The OS 9 Finder wasn't "bad", but I sure as hell wouldn't call it "cool", and the spacial views always drove me crazy. Apple should have kept the NeXTstep file manager as a separate program and let the Finder fans keep their spacial views without dragging us down into the single-tasking uncooperative-multitasking world of the Finder on OS X.

OS 9 was less responsive on a 233 MHZ 604e than NeXTstep on a 68030 (let alone OS X on a 233 MHz 604e).


I've used NeXTstep on a 68030. It's a bit pokey until you double the RAM to 16MB, but then it's great.

I see you interpreted that as a dig at OS X. It wasn't. I'm saying that OS 9 was less responsive than OS X on the same computer.

I don't know what happened to make [NeXTstep] so slow on Macs,

Nothing. It's fine on Macs. What made OS X slower than NeXTstep was Quartz. Quartz is incredibly processor intensive and CPU hungry compared to Display Postscript, because of things like the compositing window manager. Imagine running Compiz without any GPU acceleration on a 233 MHz processor, because really the graphics support in the 7600 might as well not have been there.

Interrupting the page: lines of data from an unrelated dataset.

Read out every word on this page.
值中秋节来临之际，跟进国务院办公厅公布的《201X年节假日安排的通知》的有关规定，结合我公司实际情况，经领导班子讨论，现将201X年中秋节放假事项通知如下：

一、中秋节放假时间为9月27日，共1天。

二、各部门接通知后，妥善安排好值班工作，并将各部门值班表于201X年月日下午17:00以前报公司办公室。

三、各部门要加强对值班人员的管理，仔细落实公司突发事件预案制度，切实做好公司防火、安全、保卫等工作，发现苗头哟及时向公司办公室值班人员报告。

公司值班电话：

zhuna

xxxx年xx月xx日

And even then, OS X was MORE responsive on the same hardware than OS 9, if you turned off the expensive graphical effects like the drop shadow.

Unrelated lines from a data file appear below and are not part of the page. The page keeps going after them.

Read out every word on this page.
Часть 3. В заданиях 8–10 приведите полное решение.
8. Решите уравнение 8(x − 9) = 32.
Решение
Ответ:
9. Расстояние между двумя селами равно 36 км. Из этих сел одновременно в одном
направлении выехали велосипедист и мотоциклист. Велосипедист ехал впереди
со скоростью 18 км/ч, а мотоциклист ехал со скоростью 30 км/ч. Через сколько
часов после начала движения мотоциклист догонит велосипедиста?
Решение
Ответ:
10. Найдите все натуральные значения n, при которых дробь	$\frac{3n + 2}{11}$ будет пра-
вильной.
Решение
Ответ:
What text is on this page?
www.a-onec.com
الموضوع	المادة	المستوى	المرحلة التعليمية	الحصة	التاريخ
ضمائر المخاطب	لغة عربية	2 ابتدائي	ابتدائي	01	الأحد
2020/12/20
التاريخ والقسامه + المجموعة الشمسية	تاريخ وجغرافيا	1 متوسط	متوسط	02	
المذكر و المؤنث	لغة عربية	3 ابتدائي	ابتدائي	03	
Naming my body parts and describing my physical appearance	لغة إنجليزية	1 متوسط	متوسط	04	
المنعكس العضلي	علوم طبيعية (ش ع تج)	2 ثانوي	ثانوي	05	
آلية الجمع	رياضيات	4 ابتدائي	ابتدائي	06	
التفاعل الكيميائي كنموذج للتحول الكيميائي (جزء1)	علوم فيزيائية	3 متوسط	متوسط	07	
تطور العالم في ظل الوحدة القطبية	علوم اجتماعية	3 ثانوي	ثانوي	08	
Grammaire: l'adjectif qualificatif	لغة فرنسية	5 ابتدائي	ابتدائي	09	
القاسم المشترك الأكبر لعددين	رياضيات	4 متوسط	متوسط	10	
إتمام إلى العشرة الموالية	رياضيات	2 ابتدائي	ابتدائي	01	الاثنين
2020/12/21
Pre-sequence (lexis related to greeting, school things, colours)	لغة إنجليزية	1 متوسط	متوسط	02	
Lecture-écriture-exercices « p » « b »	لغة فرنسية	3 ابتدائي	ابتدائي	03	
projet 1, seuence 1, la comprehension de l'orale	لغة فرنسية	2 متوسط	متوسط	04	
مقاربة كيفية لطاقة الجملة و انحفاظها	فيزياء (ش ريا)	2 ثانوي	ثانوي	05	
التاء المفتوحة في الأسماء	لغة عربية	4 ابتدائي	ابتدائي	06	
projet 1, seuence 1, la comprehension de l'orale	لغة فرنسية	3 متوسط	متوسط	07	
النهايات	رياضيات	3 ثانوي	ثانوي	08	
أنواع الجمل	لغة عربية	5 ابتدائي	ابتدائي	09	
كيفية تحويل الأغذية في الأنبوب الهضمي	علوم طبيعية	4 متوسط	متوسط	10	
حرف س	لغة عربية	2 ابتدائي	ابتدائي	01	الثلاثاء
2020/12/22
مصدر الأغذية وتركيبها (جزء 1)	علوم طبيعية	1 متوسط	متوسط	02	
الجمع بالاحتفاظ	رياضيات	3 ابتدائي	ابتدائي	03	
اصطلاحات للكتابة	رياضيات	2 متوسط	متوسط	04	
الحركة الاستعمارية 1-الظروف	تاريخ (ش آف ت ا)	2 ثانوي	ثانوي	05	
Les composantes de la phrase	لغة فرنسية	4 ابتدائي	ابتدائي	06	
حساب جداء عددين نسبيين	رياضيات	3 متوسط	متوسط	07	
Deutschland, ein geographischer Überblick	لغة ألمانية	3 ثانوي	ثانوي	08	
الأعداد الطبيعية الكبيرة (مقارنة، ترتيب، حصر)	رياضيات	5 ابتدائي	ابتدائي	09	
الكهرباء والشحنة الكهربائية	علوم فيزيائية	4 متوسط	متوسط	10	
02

Yes, I am saying that on the same hardware, OS X is MORE responsive than OS 9, not less. Really. I was running both of them on the same 7600 with 112M RAM, and if ANY program under OS 9 was doing anything even slightly CPU intensive, you were locked up, completely, every time.

Yes, I've had people tell me that they didn't have any problem on OS 9, and I've watched them work, and watched them sitting there and happily waiting for the computer and never trying to get any advantage from multitasking. because with cooperative multitasking you really *can't*.

If you don't ask OS X to do all the swoopy GUI effects, it's just as responsive as NeXTstep.

Whereas OS 9 on a G3 is much more so than even OS X on a G5.

Only if you put on your "OS 9 head" when you're running OS 9.

If you put OS 9 and OS X on the same machine there's simply no comparison.

Absolutely. Been there, done that, and OS X smokes OS 9 in every category.